Sometimes I am having a conversation and I imagine another one happening parallel to it. I imagine one where I actually say what I want to say. My typical conversations are one way where I come in with a "yeah" , "sure", "I know" etc. It is so frustrating and so sad because it hides who I am and portrays a dull, cheap version of myself. At times I just sigh and nod but deep inside it is like I accept the defeat. I wear out and give in to stuttering. Is it taking the best out of me? Is it taking control? Am I being too proud? Why not just stutter and let it out?

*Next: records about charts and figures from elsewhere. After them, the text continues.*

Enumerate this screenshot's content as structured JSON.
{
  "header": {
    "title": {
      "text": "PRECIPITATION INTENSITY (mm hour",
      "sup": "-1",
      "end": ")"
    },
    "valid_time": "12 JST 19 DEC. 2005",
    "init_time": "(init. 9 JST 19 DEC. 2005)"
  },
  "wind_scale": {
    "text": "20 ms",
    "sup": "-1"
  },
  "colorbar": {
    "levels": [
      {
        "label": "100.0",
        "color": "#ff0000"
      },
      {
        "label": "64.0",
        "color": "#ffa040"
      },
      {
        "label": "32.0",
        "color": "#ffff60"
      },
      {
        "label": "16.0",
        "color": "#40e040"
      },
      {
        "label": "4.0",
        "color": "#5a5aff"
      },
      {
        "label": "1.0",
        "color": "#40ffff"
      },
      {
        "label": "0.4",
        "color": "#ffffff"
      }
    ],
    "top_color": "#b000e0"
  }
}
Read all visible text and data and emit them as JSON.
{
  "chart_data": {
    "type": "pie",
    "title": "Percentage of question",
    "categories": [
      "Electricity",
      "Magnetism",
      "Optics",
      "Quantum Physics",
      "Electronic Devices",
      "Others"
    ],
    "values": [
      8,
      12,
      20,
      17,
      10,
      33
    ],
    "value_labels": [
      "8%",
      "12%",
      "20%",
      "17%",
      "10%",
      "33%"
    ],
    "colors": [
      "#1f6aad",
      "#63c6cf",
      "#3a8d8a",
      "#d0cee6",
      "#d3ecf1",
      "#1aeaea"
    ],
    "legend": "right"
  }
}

I think stuttering actually would make me feel worse than saying what I want to say, at the right time and therefore I retrieve from the confrontation. Ignorance hurts because others see you as a person with some type of problem. I really do not like to point out I am a stutterer to people that would not get it. I don't care telling some friends but only to smart ones who care about others. So why expose myself? I might be wrong. Maybe I should be doing the opposite like I have read elsewhere but for now I feel ok with it.

What do you guys think? Has it changed who you really are? Is stuttering keeping you from something?

Thanks for your comments and your participation.